And so, I did not much talk about my feelings with my family — or with anyone else — when my birth mom died.  I talked about the Southern Svengali, and later Mr. 700 Miles, instead.

A year later, these distractions have long since lost their efficacy.

I cannot thread my sadness through another man.  I need to be with it.  And perhaps, for the first time ever, I do not want to run from it.

Tonight I  have a space and a ritual to honor this loss.  By myself, and in community, all at once.

And I understand why I am here.

I text Mr. Fashion when I get home, like I promised I would.  He asks if I would like to get together.  I decline.  I have no desire to distract myself from these feelings.

I ask him for a rain check, which he graciously offers – along with the promise that he will hold me to it, and some other things that I will keep just for myself.

I just smile and let myself feel it.  All of it.

Artist Date 76: The Lines Un-Blurred

In 7th grade I kept an oversized scrapbook on the top shelf of my closet, the same place I kept a bag with all of my “important papers” – report cards from every grade, drawings I had made for my mother, my adoption paperwork.

Baryshnikov -- Then. Photo: Galeria de Bailarines.
Baryshnikov — Then. Photo: Galeria de Bailarines.

The scrapbook was a gift my brother received for his Bar Mitzvah that I co-opted.  The pages a mismatched collection of images and daydreams affixed with Scotch tape.  The musings and considerations of a not-quite woman beginning to define herself.

Pictures of Miss Piggy.  An interest I borrowed from my cousin Wendy Schechter and her obsession with all things pig.  A review of the book, I, Me, Mine by George Harrison – clipped from the Detroit Free Press.  An homage to my best friend Nicole, who had recently introduced me to John, Paul, George and Ringo.  An attempt to blur the lines between us, like we did with our matching Tretorn sneakers and Bermuda Bags.
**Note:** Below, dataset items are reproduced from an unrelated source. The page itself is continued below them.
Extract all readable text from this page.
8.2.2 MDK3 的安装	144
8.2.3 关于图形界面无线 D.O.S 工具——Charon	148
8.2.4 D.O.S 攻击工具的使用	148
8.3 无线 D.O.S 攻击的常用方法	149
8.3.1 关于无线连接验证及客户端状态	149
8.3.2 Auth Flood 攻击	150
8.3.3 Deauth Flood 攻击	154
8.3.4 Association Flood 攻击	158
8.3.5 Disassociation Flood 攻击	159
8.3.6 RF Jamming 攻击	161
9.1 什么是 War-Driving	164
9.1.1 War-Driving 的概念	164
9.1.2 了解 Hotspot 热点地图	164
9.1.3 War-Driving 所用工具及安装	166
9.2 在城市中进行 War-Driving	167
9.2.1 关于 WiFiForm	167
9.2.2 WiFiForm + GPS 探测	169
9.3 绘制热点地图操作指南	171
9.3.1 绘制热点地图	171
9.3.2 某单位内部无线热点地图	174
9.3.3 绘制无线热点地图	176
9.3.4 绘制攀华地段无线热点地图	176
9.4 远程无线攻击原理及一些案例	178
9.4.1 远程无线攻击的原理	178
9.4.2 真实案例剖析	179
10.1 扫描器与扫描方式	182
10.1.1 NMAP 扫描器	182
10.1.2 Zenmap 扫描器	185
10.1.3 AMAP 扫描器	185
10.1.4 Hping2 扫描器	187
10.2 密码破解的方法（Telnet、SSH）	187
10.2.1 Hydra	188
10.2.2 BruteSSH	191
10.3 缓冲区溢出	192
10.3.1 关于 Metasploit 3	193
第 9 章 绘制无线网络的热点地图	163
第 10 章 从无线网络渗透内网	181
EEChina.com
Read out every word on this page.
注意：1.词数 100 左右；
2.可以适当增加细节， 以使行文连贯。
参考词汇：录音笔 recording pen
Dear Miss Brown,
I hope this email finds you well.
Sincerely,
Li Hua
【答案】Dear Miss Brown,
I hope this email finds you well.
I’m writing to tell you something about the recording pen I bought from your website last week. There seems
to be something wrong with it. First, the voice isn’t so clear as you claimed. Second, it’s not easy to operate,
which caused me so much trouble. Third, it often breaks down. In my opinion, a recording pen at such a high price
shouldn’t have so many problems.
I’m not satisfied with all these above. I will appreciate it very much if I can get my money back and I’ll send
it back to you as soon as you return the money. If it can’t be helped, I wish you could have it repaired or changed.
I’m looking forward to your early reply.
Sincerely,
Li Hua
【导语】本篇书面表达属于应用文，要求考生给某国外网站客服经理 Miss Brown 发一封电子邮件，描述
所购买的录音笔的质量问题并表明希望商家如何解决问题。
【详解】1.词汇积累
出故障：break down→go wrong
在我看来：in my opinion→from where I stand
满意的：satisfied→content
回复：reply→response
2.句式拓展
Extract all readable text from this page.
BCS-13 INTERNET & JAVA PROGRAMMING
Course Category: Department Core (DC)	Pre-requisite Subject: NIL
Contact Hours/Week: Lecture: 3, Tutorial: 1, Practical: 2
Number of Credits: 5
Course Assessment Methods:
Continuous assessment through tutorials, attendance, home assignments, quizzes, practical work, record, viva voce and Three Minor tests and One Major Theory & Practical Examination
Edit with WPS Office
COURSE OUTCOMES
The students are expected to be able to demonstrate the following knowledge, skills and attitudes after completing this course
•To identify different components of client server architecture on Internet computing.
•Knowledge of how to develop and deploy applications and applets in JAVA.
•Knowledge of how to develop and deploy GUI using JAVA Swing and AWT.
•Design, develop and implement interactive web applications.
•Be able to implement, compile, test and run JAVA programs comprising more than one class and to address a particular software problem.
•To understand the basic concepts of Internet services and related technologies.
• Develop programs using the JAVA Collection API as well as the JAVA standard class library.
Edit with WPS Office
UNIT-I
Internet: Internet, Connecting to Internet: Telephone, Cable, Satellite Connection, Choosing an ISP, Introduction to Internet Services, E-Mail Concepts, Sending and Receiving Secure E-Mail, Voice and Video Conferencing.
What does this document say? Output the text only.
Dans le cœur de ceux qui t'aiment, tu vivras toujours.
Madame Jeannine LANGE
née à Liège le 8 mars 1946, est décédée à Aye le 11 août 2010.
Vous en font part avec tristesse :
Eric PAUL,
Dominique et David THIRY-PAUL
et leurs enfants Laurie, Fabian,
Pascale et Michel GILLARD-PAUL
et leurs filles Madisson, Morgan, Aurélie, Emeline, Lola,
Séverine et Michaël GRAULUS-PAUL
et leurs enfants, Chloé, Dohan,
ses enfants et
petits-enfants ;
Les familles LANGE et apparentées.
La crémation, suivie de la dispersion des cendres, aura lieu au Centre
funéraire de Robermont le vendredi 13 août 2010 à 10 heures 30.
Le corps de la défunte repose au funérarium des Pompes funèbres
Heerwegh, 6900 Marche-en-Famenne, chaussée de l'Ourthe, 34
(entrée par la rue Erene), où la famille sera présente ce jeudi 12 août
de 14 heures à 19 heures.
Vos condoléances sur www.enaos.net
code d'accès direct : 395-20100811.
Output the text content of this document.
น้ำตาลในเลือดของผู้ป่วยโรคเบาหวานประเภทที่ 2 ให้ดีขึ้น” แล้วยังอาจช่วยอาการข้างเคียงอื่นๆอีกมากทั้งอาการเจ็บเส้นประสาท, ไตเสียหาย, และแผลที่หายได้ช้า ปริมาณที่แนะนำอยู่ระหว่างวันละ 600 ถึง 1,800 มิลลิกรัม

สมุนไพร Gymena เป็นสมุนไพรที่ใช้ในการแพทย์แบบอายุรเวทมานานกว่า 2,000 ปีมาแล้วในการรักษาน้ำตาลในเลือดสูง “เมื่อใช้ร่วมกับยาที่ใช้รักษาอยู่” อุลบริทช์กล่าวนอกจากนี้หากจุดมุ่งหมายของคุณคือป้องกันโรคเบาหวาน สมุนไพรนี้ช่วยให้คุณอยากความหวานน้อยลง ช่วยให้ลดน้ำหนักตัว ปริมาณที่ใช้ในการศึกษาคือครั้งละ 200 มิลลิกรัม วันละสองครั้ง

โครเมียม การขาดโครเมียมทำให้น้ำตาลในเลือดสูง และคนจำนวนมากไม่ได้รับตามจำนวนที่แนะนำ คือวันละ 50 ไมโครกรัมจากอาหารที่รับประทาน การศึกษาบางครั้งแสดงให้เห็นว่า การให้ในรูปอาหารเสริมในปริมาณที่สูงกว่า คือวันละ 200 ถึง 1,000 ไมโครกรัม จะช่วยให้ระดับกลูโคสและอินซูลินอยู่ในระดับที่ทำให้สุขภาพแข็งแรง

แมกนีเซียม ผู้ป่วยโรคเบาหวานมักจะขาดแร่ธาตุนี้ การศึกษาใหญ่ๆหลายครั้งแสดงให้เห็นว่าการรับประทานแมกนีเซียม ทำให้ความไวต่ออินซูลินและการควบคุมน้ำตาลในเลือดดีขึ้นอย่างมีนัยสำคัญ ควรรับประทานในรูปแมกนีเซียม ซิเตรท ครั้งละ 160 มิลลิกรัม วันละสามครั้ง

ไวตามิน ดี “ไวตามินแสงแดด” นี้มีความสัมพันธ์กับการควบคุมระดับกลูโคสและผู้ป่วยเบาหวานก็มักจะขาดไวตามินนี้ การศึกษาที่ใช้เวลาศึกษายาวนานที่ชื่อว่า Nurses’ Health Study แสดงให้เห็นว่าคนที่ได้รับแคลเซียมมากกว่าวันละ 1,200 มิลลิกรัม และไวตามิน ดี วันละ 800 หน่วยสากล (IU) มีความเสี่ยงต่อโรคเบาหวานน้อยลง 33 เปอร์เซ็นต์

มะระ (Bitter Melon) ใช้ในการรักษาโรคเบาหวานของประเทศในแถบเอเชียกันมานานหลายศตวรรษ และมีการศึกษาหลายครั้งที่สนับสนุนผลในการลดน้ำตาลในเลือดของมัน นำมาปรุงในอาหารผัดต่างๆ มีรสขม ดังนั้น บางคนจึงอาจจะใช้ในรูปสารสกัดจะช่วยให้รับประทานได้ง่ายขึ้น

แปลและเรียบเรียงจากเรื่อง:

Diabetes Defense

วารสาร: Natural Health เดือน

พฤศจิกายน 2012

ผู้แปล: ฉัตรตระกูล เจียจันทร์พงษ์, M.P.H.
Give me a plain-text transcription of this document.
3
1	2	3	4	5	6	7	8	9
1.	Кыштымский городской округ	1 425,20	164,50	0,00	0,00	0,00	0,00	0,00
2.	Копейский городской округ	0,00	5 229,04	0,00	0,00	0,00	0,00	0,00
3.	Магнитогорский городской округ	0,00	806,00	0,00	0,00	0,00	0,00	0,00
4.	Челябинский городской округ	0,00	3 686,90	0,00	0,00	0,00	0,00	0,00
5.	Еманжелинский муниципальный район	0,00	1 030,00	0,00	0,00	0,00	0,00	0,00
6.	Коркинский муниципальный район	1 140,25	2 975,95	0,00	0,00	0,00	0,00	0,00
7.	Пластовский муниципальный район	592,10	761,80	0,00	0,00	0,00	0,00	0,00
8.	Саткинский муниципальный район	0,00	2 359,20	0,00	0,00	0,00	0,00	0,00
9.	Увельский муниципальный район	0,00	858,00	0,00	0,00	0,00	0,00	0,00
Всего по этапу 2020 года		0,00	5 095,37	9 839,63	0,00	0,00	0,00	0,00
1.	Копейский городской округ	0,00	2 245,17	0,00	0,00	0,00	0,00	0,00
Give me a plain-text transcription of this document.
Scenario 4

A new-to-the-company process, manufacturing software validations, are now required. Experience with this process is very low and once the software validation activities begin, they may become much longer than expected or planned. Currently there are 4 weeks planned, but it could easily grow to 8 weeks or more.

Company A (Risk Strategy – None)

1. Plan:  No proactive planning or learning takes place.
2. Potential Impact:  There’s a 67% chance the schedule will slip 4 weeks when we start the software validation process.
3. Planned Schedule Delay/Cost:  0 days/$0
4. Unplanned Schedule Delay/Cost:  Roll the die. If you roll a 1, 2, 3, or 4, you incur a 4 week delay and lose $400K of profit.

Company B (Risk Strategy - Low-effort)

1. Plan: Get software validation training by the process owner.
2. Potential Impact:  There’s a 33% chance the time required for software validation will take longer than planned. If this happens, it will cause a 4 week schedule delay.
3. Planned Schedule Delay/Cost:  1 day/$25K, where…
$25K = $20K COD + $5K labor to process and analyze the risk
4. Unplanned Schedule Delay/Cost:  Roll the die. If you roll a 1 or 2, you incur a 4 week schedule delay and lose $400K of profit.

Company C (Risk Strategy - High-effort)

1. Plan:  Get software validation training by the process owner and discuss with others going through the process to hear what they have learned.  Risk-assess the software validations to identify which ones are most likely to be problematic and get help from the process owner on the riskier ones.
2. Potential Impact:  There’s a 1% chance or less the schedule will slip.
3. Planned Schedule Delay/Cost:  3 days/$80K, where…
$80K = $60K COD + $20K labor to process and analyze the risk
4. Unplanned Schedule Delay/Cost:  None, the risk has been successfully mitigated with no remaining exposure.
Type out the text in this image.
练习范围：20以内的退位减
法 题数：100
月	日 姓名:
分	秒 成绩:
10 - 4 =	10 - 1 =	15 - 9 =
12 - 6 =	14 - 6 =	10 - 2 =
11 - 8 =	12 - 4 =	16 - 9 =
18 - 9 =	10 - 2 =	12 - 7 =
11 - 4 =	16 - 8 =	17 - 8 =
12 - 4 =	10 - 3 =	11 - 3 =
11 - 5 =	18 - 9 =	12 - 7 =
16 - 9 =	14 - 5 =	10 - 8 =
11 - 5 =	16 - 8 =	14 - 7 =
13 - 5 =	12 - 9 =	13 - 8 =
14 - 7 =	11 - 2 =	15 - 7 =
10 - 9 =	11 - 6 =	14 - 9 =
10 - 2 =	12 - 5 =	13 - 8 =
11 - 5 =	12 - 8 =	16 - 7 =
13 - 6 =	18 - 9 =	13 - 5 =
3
But some of it was purely mine.  A coin that my mad crush Kenny picked up off of the floor and handed to me, marked “Lucky penny from Kenny.”  A newspaper photograph of Mikhail Baryshnikov.  All muscle and tights.  Breathtaking.

Neither a pig nor a Preppy Handbook has crossed my threshold in more than 30 years.  I do still see Kenny on occasion.  And while he has been married to the same man for more than 25 years, I still have a crush on him – a source of joy and amusement for us both.

And last Sunday I saw Baryshnikov for the first time – Artist Date 76.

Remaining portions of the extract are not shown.